Une seconde, Robb hésita puis, posément, se résolut à mettre pied à terre et attendit, l’épée au poing.

« A présent, tue ces maudites bêtes. »

Robb ne bougea pas.

« Tue-les. C’est eux ou le gosse.

— Non ! » s’écria Bran, persuadé qu’une fois les loups morts Stiv les tuerait à leur tour tous deux.

De sa main libre, celui-ci l’empoigna par les cheveux et les lui tordit jusqu’à le faire sangloter. « La ferme, estropié, t’entends ? » Il accentua la torsion. «T’entends ? »

Une espèce de pincement grave, derrière, dans les fourrés, et Stiv émit un hoquet soufflé, tandis qu’un bon pan de dard acéré lui crevait, devant, la poitrine. Une flèche. D’un rouge aussi éclatant que si on l’avait peinte.

Et le poignard cessa d’oppresser la gorge de Bran, pendant que le chauve titubait quelques secondes avant de s’effondrer, face la première, dans le torrent qui, sous les yeux agrandis de l’enfant, emporta au fil capricieux du courant les débris de la flèche et des bulles de vie.

En voyant les gardes émerger du couvert, l’épée dégainée, Osha lança à l’entour un regard affolé puis, jetant sa pique, « Grâce, messire », dit-elle à Robb.

Les hommes de Père firent une drôle de tête en découvrant le spectacle.
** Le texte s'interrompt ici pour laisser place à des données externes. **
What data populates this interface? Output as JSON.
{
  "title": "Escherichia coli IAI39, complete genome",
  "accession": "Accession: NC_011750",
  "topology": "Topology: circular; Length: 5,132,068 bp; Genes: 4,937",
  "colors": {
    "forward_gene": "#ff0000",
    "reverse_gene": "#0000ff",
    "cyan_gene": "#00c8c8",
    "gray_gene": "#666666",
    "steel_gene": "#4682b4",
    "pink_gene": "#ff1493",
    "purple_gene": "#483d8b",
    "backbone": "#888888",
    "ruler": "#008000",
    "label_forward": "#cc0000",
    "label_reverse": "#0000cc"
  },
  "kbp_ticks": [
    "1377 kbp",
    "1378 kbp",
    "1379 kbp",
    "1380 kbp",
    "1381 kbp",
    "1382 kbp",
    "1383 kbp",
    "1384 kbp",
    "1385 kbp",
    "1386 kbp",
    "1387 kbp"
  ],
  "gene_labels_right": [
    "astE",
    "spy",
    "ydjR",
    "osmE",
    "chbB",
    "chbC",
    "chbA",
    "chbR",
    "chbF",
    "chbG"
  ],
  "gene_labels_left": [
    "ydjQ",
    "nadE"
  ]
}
Ils n’osaient trop regarder les loups, et, lorsqu’Eté se réattabla devant le cadavre de Hali, Joseth laissa choir son arme et, d’un pas chancelant, gagna le sous-bois pour vomir. En émergeant de derrière un arbre, mestre Luwin lui-même sembla révulsé, du moins quelques secondes, et puis, branlant du chef, il pataugea péniblement jusqu’auprès de Bran. « Tu es blessé ?

— A la jambe, mais je n’ai rien senti. »

Comme le vieux s’agenouillait pour examiner la plaie, le petit tourna la tête et aperçut Theon Greyjoy qui, debout sous un vigier, souriait, son arc à la main. Ce sourire sempiternel… Une demi-douzaine de flèches gisait à ses pieds, sur le sol moussu, mais une seule avait suffi. « Beau à voir, énonça-t-il, un ennemi mort.

— Jon le disait toujours, que tu es un con ! riposta Robb à pleine voix. Je devrais t’enchaîner dans la cour et laisser Bran un peu s’entraîner à tirer sur toi.